I just saw Clint Eastwood’s “Gran Torino” over the weekend, and I immediately wondered, upon leaving the theater, how it managed to get left out of the recent blog discussion about movies dealing with international relations.
The movie examines the long-term effects of war, as reflected in its impact on individuals, but also on the movement of peoples and, by consequence, on culture and society. The Korean War haunts Eastwood’s Walter Kowalski to the point that he conflates his entire reality through the warped and distorted lens of his own prejudices. His life spent working in a Detroit car-manufacturing plant becomes a WWII rearguard action against the Japanese. He even refers to the soldiers he fought and killed in Korea as Japanese, and is unaware that his Hmong neighbors, who he lumps in with the rest of his nameless mass of “Asian enemies,” actually fled their homeland because they had fought on the U.S. side in the Vietnam War.
The film deftly shows how wars that ended roughly 65, 55 and 35 years ago continue to have a daily impact on peoples’ — and nations’ — lives today. I left the theater thinking about the Iraqi interpreters who have worked for U.S. forces for the past six years, to say nothing of the Iraqi refugees that have yet to return home from Syria, Jordan and elsewhere in the region. We hear less about Afghan refugees, but I’m sure they exist, as does the problem that will be faced by those Afghans who have cooperated with U.S. and NATO forces once we withdraw.

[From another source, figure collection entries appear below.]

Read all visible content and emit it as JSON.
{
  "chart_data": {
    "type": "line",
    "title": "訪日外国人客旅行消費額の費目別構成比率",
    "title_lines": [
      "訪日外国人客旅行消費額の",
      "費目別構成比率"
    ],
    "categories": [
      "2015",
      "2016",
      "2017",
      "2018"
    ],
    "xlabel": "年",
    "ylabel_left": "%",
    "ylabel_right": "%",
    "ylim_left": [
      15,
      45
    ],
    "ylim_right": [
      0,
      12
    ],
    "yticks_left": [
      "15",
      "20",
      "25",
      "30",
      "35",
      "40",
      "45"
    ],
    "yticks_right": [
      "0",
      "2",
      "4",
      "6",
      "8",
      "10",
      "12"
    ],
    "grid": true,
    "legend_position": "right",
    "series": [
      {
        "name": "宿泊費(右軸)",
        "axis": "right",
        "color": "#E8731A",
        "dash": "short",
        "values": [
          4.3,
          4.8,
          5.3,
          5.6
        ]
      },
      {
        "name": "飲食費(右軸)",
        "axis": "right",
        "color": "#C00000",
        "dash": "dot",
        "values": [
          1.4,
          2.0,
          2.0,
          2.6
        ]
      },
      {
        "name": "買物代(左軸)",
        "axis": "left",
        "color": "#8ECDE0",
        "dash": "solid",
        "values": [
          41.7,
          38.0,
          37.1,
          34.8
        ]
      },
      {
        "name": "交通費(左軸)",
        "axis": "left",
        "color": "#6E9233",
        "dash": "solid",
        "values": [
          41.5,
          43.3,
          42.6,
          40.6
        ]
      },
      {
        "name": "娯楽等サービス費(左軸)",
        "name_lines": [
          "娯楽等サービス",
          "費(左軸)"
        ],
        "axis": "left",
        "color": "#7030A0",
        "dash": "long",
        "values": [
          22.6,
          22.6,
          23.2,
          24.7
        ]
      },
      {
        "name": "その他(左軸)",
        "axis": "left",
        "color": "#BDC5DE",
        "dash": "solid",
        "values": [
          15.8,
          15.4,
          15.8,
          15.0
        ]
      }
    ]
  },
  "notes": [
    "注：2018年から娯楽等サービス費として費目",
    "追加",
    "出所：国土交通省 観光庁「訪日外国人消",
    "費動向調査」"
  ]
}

Eastwood’s movie frames the issue within the context of religious salvation, and in some ways suggests that war can only end through the Christ-like self-sacrificial offering of those who have yet to make peace. That serves his artistic purposes. But for those left behind, in reality even more so than in the film, the war in many ways continues, long after hostilities have been declared over.